Floods and landslides killed 11 people after a fierce tropical storm dumped heavy rain on the Philippines for a second day, officials said Monday.
Tropical Storm Yagi brushed past the Bicol region southeast of Manila overnight Sunday and was expected to make a landfall later Monday on the northeast coast of the main island of Luzon.
As a precaution, schools and government offices across the capital Manila were shut for the day, while ferry services in affected areas were suspended and 29 domestic flights cancelled due to the weather.
Three people, including a pregnant woman, were killed in a landslide Monday in Antipolo, near the equally rain-soaked capital, city information officer Relly Bonifacio told AFP.
He said the bodies of four other people, all drowning victims, were recovered Monday in three other areas of the hilly community, hours after creeks overflowed overnight.

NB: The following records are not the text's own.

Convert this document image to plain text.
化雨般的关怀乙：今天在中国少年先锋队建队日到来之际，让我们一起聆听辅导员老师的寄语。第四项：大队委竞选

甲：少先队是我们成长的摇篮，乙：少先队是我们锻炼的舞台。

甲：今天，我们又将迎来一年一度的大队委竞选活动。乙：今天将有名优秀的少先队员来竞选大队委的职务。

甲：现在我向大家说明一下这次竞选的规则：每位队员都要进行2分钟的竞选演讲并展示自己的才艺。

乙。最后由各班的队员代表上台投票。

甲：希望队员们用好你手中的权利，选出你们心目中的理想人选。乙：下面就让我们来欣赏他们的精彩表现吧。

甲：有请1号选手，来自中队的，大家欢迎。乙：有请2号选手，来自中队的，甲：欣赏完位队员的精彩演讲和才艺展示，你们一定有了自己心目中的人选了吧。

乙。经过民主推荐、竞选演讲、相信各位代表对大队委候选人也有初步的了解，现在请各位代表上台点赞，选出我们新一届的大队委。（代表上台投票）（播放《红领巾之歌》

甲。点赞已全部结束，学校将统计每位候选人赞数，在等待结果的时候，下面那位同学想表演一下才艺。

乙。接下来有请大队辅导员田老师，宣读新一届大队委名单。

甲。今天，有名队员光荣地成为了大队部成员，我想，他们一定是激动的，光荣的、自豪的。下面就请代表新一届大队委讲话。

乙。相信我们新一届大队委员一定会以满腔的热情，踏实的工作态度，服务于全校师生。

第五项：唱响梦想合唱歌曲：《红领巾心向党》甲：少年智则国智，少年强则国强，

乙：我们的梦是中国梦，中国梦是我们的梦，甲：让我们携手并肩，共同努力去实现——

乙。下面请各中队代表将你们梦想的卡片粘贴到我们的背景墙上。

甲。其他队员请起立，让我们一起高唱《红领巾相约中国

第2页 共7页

The Bicol city of Naga was also hard-hit, with a man electrocuted as floodwaters rose and a baby girl drowning, rescuers said.
"The floods were above head height in some areas," Joshua Tuazon of the city's public safety office told AFP, adding that hundreds of residents had been rescued.
More than 300 people remained at evacuation camps Monday, with local officials saying the floodwaters in the city of 210,000 people were slow to ebb.
Two landslides killed two people and damaged five houses in the central city of Cebu on Sunday, the local disaster office there told AFP.
Yagi tore northwards off the coast of Luzon on Monday afternoon with sustained winds of 85 kilometres (53 miles) an hour, up from 75 kilometres an hour earlier in the day, the state weather service said in an updated bulletin.
It was due to make landfall in the northern province of Isabela later in the day, with four towns and about 33,000 people in its path.
Local officials were advised to prepare communities to evacuate flood-prone areas, provincial disaster chief Constante Foronda told AFP.
The weather service also warned of a "minimal to moderate risk" of huge coastal waves threatening communities as the storm hits land.
About 20 big storms and typhoons hit the Philippines or its surrounding waters each year, damaging homes and infrastructure and killing dozens of people.